VISAKHAPATNAM: Covid-19 warriors hit the road demanding better pay, work culture, proper employment, and payment of dues to them. They staged a Vanta Varpu protest at the Collectorate in the city on Monday, October 11, 2021. Speaking to TNIE, Leela, a paramedic working at the Urban Health Centre near Swarna Bharathi Indoor Stadium, explained how she had rendered services during the first and second waves of Covid-19, but hasn’t received proper payment either time. She also said that while she was recruited for a contract period of six months, she was laid off during the first wave after three months.
“During the second wave, I joined at Mudasarlova Covid care centre in June and worked for three months there.
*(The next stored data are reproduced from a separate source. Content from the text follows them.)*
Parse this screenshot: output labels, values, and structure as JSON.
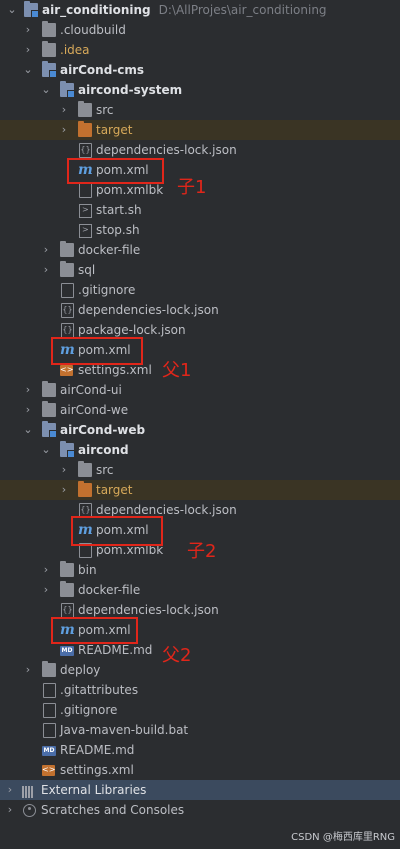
{
  "root": {
    "label": "air_conditioning",
    "path": "D:\\AllProjes\\air_conditioning"
  },
  "rows": [
    {
      "label": "air_conditioning",
      "note": "D:\\AllProjes\\air_conditioning"
    },
    {
      "label": ".cloudbuild"
    },
    {
      "label": ".idea"
    },
    {
      "label": "airCond-cms"
    },
    {
      "label": "aircond-system"
    },
    {
      "label": "src"
    },
    {
      "label": "target"
    },
    {
      "label": "dependencies-lock.json"
    },
    {
      "label": "pom.xml"
    },
    {
      "label": "pom.xmlbk"
    },
    {
      "label": "start.sh"
    },
    {
      "label": "stop.sh"
    },
    {
      "label": "docker-file"
    },
    {
      "label": "sql"
    },
    {
      "label": ".gitignore"
    },
    {
      "label": "dependencies-lock.json"
    },
    {
      "label": "package-lock.json"
    },
    {
      "label": "pom.xml"
    },
    {
      "label": "settings.xml"
    },
    {
      "label": "airCond-ui"
    },
    {
      "label": "airCond-we"
    },
    {
      "label": "airCond-web"
    },
    {
      "label": "aircond"
    },
    {
      "label": "src"
    },
    {
      "label": "target"
    },
    {
      "label": "dependencies-lock.json"
    },
    {
      "label": "pom.xml"
    },
    {
      "label": "pom.xmlbk"
    },
    {
      "label": "bin"
    },
    {
      "label": "docker-file"
    },
    {
      "label": "dependencies-lock.json"
    },
    {
      "label": "pom.xml"
    },
    {
      "label": "README.md"
    },
    {
      "label": "deploy"
    },
    {
      "label": ".gitattributes"
    },
    {
      "label": ".gitignore"
    },
    {
      "label": "Java-maven-build.bat"
    },
    {
      "label": "README.md"
    },
    {
      "label": "settings.xml"
    },
    {
      "label": "External Libraries"
    },
    {
      "label": "Scratches and Consoles"
    }
  ],
  "annotations": {
    "child1": "子1",
    "parent1": "父1",
    "child2": "子2",
    "parent2": "父2"
  },
  "watermark": "CSDN @梅西库里RNG",
  "colors": {
    "annotation": "#e0261a",
    "background": "#2b2d30",
    "selection": "#3b4a5e"
  }
}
Later, I was shifted,” she said.“Here, along with me, several warriors were terminated after three months. A few of them requested the authorities to let them continue to work without salary so that they could gain experience and get a certificate,” Leela elaborated.
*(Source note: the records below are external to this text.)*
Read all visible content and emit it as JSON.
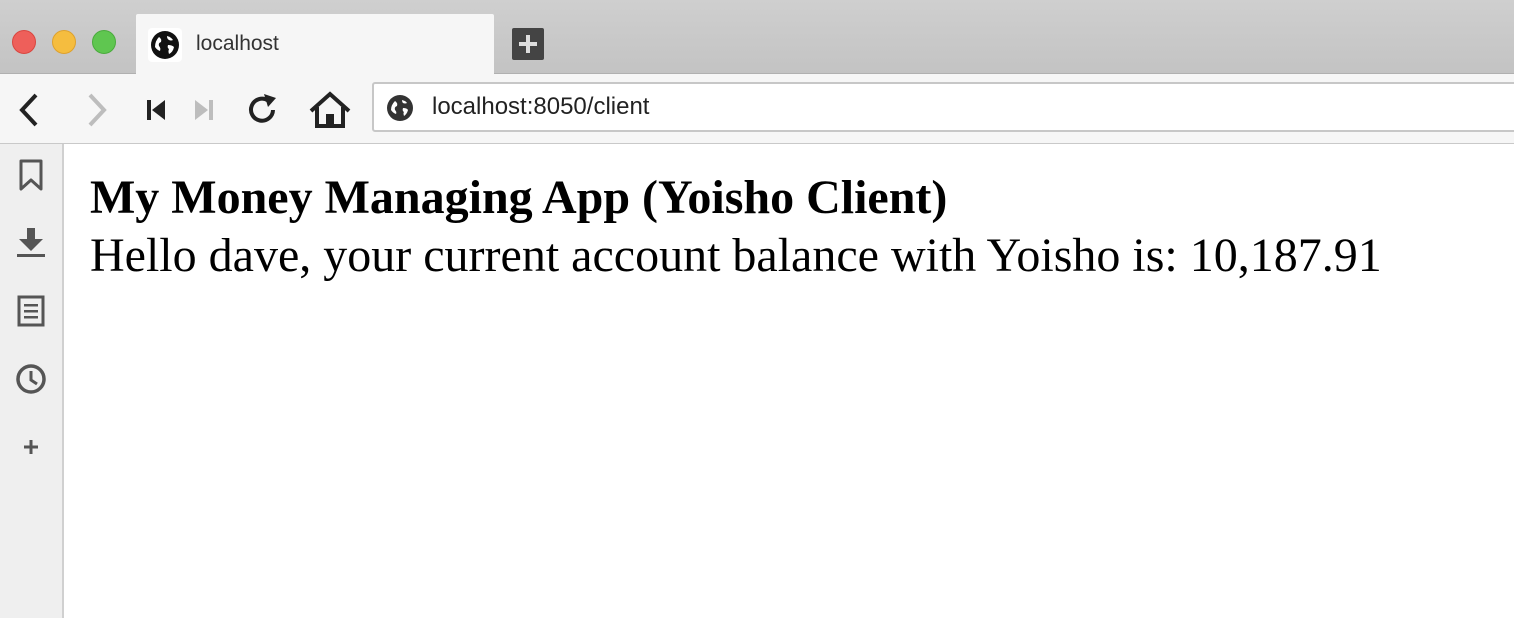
{
  "window": {
    "controls": [
      "close",
      "minimize",
      "maximize"
    ]
  },
  "tab": {
    "title": "localhost",
    "favicon": "globe-icon"
  },
  "toolbar": {
    "icons": [
      "back-icon",
      "forward-icon",
      "skip-back-icon",
      "skip-forward-icon",
      "reload-icon",
      "home-icon"
    ]
  },
  "urlbar": {
    "value": "localhost:8050/client",
    "icon": "globe-icon"
  },
  "sidebar": {
    "icons": [
      "bookmark-icon",
      "download-icon",
      "notes-icon",
      "history-icon",
      "plus-icon"
    ]
  },
  "page": {
    "title": "My Money Managing App (Yoisho Client)",
    "greeting": "Hello dave, your current account balance with Yoisho is: 10,187.91"
  },
  "colors": {
    "close": "#ee5f5a",
    "minimize": "#f5bd3f",
    "maximize": "#5fc650"
  }
}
She said that a certificate with less than six months experience does not have any worth. Covid warriors alleged that this unfairness towards them has been prevalent since the first wave itself. This year, close to 1,500 Covid warriors have been demanding better rights and much more for close to two months.
Hundreds of Covid warriors had allegedly received termination letters towards the end of September without the completion of six months. Following protests, the government extended it to the end of October. For many, the end of October doesn’t mark the completion of six months of the stipulated time period for Covid warrior posts. For some, it will be close to five months and less.
Ramalakshmi, a staff nurse, said, “Covid-19 has affected us too. We don’t want to stage protests like this but we cannot afford to be unemployed or go without salaries at times like this.” Several protestors highlighted that even the certificates were not given on time during the first wave.
“Even after receiving the certificates there were many errors and the DM&HO’s sign was not there on many of them,” they said. Ramalakshmi claimed that even now, salaries are not paid in a timely manner. “Moreover, in urban health centres across Visakhapatnam district, there are roughly 140 vacancies. But the authorities are not even considering us for the posts and neither are they letting us apply. They are attempting to take in new people. Why isn’t our current experience being taken into consideration?” she questioned.
During the protest, the medical staff also narrated how several staff and their family members had succumbed to coronavirus. They demanded an ex gratia of `55 lakh to the next of kin. Some claimed they received only half of their salaries during the first wave. “Though we have made several representations to medical and health officials, no steps have been taken to improve our lot,” she rued. Efforts to contact the DM&HO of Visakhapatnam to get an official response on the issue, proved futile.